First published 2 July 2012
On the Emergent Behaviors of a Robot Controlled by a Real-Time Evolving Neural Network
Walter O. Krawec
In this paper we apply a real-time evolving neural network which uses a hill-climbing algorithm capable of adapting not only a network's synaptic weights but also its topology (creating a recurrent neural network). We then apply this network to a robot in a simulated environment. By equipping the robot with a minimal set of instincts and a short-term memory system (to facilitate reinforcement learning), we observe that several strategies developed which pass the emergent behavior test of (Ronald et al., 1999). In particular, we see robots learning behaviors that are not rewarded by the environment.
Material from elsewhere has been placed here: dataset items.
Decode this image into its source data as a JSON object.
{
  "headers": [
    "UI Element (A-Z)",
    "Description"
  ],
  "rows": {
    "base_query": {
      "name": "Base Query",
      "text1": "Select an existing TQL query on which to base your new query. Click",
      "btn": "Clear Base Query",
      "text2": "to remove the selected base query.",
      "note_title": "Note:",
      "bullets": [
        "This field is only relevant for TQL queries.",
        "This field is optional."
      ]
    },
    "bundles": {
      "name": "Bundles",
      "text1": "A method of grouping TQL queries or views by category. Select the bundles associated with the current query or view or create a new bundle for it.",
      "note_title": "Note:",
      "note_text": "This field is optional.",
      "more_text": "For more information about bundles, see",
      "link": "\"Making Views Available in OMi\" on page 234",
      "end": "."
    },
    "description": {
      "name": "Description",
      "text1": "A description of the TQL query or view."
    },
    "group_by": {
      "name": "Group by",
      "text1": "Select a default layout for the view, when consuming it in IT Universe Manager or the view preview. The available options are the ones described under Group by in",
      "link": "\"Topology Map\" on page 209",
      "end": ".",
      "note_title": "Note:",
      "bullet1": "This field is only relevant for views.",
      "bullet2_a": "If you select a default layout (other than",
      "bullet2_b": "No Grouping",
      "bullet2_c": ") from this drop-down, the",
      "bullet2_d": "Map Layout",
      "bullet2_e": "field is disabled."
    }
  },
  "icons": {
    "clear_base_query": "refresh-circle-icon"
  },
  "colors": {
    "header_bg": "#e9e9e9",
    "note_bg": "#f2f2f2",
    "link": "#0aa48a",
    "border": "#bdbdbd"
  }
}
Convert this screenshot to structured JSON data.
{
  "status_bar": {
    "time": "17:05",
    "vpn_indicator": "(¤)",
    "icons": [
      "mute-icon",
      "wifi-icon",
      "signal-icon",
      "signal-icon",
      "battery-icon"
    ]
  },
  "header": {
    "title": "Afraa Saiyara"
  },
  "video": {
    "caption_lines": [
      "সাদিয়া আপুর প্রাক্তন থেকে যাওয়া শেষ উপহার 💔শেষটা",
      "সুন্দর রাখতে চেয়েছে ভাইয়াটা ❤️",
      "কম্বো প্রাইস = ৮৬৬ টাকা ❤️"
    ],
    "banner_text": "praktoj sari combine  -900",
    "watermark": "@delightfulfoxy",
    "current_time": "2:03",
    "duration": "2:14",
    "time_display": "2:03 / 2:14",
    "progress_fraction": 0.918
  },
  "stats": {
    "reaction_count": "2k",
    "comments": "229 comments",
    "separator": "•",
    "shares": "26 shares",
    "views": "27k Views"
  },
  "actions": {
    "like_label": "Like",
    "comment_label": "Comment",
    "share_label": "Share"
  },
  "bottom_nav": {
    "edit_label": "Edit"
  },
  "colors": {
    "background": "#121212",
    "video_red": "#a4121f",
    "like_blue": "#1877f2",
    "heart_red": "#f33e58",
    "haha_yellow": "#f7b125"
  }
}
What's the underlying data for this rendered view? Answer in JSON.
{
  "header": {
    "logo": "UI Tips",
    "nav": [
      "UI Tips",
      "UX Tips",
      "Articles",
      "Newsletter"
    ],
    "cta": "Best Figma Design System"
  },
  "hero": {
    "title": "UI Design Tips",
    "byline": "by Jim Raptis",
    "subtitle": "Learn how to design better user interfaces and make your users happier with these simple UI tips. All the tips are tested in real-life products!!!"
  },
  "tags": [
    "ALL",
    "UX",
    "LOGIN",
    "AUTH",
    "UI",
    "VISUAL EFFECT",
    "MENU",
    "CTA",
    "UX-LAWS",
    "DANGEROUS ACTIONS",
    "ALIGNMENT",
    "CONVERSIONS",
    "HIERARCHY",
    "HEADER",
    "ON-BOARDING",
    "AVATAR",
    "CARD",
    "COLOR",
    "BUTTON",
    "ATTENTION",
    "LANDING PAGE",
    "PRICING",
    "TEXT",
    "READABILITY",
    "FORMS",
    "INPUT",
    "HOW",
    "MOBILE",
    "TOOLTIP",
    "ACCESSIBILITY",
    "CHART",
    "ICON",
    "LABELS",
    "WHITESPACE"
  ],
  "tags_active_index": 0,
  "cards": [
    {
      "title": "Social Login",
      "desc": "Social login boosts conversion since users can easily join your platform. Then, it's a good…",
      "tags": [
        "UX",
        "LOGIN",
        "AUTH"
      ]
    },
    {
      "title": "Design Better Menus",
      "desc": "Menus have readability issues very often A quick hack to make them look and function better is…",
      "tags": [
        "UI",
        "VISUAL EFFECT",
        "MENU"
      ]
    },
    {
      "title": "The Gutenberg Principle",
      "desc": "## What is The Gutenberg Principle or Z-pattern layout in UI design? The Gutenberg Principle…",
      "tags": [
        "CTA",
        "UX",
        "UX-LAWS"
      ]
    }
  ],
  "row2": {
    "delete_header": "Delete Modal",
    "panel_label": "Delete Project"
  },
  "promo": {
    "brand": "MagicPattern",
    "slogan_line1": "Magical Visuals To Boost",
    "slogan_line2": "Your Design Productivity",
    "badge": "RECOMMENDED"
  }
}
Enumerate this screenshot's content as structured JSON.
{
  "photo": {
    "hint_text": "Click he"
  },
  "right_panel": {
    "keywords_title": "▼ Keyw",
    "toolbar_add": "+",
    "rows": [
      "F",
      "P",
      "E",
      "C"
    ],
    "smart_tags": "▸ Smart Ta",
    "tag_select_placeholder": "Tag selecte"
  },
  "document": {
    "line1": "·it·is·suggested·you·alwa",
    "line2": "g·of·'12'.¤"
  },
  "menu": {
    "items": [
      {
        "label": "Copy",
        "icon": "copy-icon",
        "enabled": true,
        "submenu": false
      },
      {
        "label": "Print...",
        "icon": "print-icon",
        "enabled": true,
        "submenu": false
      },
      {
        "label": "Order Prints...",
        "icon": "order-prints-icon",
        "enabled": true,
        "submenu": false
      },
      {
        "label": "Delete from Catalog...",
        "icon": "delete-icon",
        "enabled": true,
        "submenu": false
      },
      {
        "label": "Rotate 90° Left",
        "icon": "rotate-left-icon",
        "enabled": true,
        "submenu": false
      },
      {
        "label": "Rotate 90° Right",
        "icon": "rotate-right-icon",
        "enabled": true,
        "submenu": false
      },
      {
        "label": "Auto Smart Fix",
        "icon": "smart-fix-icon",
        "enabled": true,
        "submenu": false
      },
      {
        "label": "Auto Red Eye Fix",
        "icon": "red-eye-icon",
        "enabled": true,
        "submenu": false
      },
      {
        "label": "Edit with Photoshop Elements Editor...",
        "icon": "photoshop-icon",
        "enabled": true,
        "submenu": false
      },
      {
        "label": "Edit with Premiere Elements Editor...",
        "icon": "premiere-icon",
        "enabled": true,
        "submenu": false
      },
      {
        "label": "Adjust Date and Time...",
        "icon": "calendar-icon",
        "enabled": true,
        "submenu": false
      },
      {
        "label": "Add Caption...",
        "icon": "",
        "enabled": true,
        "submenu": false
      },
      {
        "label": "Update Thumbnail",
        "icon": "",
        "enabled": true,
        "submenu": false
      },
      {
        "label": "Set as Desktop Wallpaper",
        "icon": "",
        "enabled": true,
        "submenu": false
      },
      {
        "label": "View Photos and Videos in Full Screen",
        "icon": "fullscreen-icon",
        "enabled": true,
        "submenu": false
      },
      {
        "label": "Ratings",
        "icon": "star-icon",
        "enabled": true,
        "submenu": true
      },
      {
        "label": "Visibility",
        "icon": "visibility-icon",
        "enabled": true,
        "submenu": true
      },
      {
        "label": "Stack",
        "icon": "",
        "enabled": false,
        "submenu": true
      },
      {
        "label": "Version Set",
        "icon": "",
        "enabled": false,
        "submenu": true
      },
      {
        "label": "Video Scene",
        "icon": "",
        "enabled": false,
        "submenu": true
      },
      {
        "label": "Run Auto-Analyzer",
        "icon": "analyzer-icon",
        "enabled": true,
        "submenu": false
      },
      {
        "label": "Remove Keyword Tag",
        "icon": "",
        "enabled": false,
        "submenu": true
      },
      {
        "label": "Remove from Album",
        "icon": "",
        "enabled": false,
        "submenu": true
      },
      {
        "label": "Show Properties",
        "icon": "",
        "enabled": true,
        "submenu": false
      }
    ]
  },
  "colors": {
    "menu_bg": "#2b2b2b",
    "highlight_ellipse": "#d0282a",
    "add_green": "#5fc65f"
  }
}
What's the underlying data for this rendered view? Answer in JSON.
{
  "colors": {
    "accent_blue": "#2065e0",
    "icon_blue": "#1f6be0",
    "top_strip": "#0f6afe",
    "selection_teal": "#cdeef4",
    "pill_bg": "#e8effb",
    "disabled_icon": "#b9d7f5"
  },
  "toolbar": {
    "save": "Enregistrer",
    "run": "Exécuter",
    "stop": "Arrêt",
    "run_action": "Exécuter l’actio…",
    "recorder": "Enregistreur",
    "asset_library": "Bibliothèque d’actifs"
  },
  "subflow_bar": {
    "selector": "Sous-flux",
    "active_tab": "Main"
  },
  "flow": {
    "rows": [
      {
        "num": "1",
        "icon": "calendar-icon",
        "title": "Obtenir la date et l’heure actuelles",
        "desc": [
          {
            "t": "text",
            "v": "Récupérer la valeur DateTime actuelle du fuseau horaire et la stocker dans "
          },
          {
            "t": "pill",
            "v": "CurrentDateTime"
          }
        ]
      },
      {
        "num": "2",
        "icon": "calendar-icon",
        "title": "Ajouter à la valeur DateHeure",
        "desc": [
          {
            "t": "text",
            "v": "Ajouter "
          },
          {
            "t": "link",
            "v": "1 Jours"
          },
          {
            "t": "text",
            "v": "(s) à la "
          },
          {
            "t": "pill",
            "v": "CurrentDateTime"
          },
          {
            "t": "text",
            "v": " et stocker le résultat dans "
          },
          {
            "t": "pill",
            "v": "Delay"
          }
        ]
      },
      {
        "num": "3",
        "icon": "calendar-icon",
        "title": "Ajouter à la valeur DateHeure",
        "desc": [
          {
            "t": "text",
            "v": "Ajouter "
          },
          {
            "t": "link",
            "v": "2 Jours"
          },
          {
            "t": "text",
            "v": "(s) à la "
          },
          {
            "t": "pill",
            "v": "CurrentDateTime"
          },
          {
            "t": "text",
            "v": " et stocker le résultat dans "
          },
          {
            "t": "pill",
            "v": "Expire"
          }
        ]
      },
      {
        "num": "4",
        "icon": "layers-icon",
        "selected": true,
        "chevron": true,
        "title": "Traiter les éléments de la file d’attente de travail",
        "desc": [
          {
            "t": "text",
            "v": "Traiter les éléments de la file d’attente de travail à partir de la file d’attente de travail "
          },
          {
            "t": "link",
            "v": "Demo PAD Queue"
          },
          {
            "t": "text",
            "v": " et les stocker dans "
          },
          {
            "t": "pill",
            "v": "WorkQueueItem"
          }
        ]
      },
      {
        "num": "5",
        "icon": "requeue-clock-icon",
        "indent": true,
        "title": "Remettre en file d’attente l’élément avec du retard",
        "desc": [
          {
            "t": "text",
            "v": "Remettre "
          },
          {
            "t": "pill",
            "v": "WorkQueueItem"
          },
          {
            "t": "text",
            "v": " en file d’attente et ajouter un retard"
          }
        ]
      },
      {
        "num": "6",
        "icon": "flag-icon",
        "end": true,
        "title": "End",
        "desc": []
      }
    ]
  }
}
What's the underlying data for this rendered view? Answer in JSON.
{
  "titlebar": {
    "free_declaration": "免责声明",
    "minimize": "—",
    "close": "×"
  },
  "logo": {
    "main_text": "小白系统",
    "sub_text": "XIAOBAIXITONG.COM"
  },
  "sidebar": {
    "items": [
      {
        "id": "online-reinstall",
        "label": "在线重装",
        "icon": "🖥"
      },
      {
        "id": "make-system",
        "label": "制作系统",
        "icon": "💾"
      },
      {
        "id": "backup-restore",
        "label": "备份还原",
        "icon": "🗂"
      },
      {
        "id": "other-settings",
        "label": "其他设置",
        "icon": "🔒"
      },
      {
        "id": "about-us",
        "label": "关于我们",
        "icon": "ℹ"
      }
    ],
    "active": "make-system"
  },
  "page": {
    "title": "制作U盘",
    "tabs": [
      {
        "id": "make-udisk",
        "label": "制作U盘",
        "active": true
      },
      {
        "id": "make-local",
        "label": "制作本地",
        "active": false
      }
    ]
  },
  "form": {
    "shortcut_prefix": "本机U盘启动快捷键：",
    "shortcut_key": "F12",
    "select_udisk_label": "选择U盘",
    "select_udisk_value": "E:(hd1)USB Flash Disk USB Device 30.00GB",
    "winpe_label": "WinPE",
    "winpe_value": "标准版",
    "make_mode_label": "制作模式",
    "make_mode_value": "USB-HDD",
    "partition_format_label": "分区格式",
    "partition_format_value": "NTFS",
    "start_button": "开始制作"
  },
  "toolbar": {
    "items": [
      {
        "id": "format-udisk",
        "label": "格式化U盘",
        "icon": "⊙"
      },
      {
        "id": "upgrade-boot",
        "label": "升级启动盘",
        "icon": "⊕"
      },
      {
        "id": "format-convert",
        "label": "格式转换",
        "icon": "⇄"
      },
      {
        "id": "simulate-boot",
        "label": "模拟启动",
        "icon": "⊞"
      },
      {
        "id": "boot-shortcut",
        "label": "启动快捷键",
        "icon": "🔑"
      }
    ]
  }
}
Of course a hill-climbing algorithm is more likely than a genetic-algorithm to get stuck at a local optimum, we argue that, despite this, the method described here has several unique advantages. In particular, it allows us to create a single persistent robot that slowly learns and "grows up" as described in (Ross et al., 2003). With our system, it is an individual that learns not a population of individuals, and our learning is continual (e.g. there is no need to reset the robot to some starting position to evaluate the fitness of a particular network).
We conclude with several future problems and applications. For instance, we describe a simple mechanism allowing a network to be copied to embedded hardware whenever a network connection is available to a PC (which is responsible for the memory and time intensive task of evolving the network). This mechanism does not require a continual link to a PC. We also discuss the possibility of creating a distributed evolving neural network system.